Little became the first true freshman to start for Stanford since 2000 by making his debut against San Diego State and starting nine games for the 9-4 Cardinal. His impact on the run game was apparent, with Bryce Love setting a single-game record of 301 rushing yards against Arizona State the game after Stanford recorded their second-highest ever single-game rushing total against UCLA.

An ESPN Freshman All-American and PAC-12 Freshman Co-Offensive Player of the Year in 2017, Little continued his growth in 2018 with All Pac-12 First Team honors. As Stanford transitioned to a more air-based offense, Little helped protect K.J. Costello to the second-highest passing yards total in school history as the Cardinal recorded another nine-win season.

His absence was noticeable in 2019, as Stanford struggled to a 4-8 season. The offense averaged just 21.7 points per game, ranking 108th out of the 130 FBS teams. The accolades and the impact clearly add up to make Little a valuable asset to an offense.

What is it that makes him a first-round talent in the eyes of the NFL?

The first thing you notice about Little is, ironically, his size. At 6’7″, he towers over most defensive lineman and this is the first thing that Pauline eludes to when offering his evaluation.

“He’s big, he’s fluid, he moves well on his feet. He’s very good on the second level, with the ability to slide out laterally and pick up pass rushers. That is a premium on draft day. That is what Walker Little has shown in his shortened career at Stanford, especially in 2018.”

Pauline also alluded to the fact that Little is a “natural left tackle” as one of the reasons that NFL scouts rate him as a first-round prospect. Despite this, there is a huge disparity between individual analysts as to where they see Little being taken in the 2021 NFL Draft.

Why is opinion so divided?

Firstly, with just two years of game experience behind him, Little is a little raw. There are clearly aspects of his game that he needs to work on. An extra year of college football would have provided the opportunity to work on those and provide answers to the questions that people have over his ability.
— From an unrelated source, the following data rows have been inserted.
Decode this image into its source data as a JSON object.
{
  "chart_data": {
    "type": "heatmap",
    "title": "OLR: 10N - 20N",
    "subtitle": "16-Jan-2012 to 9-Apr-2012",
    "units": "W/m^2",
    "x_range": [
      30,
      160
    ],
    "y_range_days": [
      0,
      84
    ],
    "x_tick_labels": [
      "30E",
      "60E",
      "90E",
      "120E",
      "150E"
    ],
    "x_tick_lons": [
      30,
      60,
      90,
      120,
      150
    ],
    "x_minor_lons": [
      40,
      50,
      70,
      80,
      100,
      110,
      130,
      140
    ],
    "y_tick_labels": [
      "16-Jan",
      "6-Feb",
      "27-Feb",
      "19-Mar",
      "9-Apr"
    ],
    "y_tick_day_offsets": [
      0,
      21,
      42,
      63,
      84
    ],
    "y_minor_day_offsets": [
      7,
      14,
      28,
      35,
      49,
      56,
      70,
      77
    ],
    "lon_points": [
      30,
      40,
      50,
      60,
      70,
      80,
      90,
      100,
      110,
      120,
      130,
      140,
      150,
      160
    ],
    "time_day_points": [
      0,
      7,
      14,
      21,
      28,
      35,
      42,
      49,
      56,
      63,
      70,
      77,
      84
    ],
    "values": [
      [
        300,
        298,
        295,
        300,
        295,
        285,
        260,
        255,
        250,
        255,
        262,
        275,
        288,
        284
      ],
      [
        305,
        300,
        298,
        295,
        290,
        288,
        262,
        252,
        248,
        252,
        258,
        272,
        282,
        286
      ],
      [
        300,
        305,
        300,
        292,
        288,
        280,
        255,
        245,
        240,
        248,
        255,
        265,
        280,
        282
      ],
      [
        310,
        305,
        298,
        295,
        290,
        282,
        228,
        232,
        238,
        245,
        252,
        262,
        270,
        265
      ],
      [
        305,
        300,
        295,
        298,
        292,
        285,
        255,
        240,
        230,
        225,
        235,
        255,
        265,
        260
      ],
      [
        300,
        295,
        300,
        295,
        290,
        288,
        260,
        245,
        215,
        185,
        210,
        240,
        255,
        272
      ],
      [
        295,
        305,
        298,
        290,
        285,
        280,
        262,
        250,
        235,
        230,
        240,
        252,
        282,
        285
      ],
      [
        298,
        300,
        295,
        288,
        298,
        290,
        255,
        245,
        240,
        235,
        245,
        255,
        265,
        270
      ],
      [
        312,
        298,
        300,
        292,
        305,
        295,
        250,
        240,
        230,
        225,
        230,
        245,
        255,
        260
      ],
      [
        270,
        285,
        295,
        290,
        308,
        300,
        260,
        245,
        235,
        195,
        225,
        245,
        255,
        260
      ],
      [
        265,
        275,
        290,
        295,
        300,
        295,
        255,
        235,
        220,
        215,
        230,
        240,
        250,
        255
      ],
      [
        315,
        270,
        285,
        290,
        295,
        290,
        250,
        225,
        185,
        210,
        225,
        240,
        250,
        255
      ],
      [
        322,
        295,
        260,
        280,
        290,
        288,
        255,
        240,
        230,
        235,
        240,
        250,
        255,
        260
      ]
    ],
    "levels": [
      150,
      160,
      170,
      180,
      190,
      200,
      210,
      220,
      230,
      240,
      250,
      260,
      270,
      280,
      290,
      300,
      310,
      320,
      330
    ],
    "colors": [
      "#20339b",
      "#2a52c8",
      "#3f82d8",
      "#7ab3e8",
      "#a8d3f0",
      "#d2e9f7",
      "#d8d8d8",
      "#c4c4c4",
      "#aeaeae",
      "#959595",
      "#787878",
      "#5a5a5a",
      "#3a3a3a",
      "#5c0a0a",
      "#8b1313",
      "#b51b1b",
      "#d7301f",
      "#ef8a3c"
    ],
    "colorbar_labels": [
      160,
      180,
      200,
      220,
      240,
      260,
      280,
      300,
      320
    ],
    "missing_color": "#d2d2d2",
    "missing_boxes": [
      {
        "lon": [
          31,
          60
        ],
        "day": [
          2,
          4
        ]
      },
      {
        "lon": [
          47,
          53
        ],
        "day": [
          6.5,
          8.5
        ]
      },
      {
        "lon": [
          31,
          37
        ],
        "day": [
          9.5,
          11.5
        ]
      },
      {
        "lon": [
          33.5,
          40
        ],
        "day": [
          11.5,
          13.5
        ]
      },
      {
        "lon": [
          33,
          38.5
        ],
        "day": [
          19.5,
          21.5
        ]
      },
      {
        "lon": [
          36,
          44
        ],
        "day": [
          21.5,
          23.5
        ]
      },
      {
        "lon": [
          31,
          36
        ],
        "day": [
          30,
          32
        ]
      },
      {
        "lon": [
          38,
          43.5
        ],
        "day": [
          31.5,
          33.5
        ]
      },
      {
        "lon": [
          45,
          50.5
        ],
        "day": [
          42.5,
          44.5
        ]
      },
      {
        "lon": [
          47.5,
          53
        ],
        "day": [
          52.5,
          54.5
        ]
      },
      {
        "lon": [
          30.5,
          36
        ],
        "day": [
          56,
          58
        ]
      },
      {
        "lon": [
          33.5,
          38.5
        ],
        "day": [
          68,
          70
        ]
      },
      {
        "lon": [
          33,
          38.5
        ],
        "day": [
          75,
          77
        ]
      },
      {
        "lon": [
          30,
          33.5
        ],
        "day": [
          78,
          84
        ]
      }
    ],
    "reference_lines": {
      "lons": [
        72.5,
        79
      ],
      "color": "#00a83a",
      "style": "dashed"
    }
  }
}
One of those questions is about his ability to pass protect in the NFL. The NFL has become more orientated towards lighter, speedier pass rushers that bend around the edge well and Little has often looked a liability facing speed rushers.

That was particularly apparent against Notre Dame, as were his struggles against any form of inside pressure. The NFL has never been more pass-happy than it is now, and although Little may be one of the best run blockers in college football, he’ll need to show a marked improvement in his ability to pass protect to succeed in the league.

When the 2021 NFL season kicks off, it will have been two years since Little walked on to a football field. When he next does, it may well be as a first-round NFL Draft selection.

“It seems pretty confident, right now, that Walker Little will end up in the first round of the 2021 NFL Draft,” noted Pauline.